Cassandre Wassels (Adèle Exarchopoulos) is a flight attendant on a budget airline called Wings, and is as professional as she needs to be, polite to the passengers, selling them as much of the duty free produce as she can as per her bosses' wishes, and appreciating she gets to see a lot of the world's most attractive locations. And their airports. Maybe this is not the most fulfilling of lives for a twentysomething woman, but she is simply content to have a job that will pay her bills and give her the opportunity to dance and drink in nightclubs and go back to her place for some casual sex with a willing man if the mood takes her. But Cassandre has issues she is not facing up to - what happened to her mother, for instance.
This glacial drama offered a real showcase for Exarchopoulos, who is in every scene and often holding the attention in the middle of the frame for many of those scenes, the directors showing their confidence in her charisma even when the character came across as something of a blank. But there's a reason for that, she is not allowing anyone to affect her too much, certainly there is the occasional moment when she lets her guard down, but largely she treats everyone as she does at work, polite, but with a certain reserve. Did this indicate she gave the zero fucks of the title, which made her sound callous and unfeeling? It was a slight misnomer, as while she does not give in to emotion, that does not mean they are not present.
What it actually means, after you spend some time with her, is that in this twenty-first century world you simply cannot afford to care too much, because existence is so uncertain. The big problem Cassandre has to confront is the death of her mother in a car crash (her mother was speeding - not by much, but enough to place legal blame on her for the accident), because it sees her trying to connect with her father (Alexandre Perrier) and sister (Mara Taquin), or rather, them trying to connect with her. Yet if her working life has influenced her at all, it's to tell her not to take them for granted, because as her mother's absence has illustrated, you never know when they may be gone. Not that this makes her more keen on making connections, if anything it makes her far more reluctant to give into these things you Earthlings call feelings.

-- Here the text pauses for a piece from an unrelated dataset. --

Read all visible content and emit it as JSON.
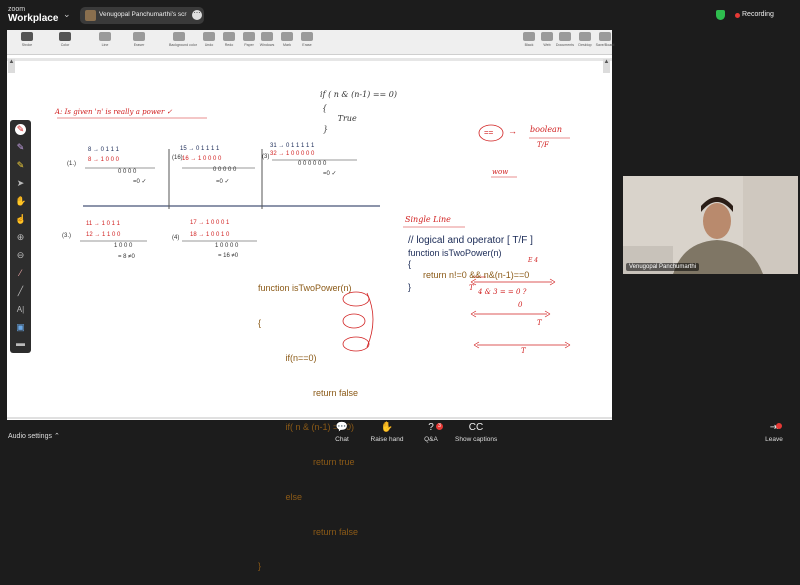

But the corporate world, it is implied, is affecting everyone, and not in a good way. As Cassandre is told she will lose her job unless she tries for a promotion to team leader, when she goes on the course to graduate her results are pretty awful: she cannot pass as a genuine human being, because the corporate world has so many rules and so much artificiality that it stifles anything not only spontaneous, but warm and affectionate as well. Everything has been commodified, the politeness, the health and safety to save someone's life, the self-esteem that a bottle of perfume can bring, the fun when you're on holiday, it is so controlled and so focused on bringing in the profit that it can only create automatons like Cassandre. When she temporarily loses her attendant job, she goes back home and under her family's influence she begins to thaw, to open up a bit more, but by the end the pressure of big business is sapping that out of her again. The final scene of a soulless, stage-managed spectacle for bored tourists is very telling, and sums up a bleak future for our unintentionally icy heroine.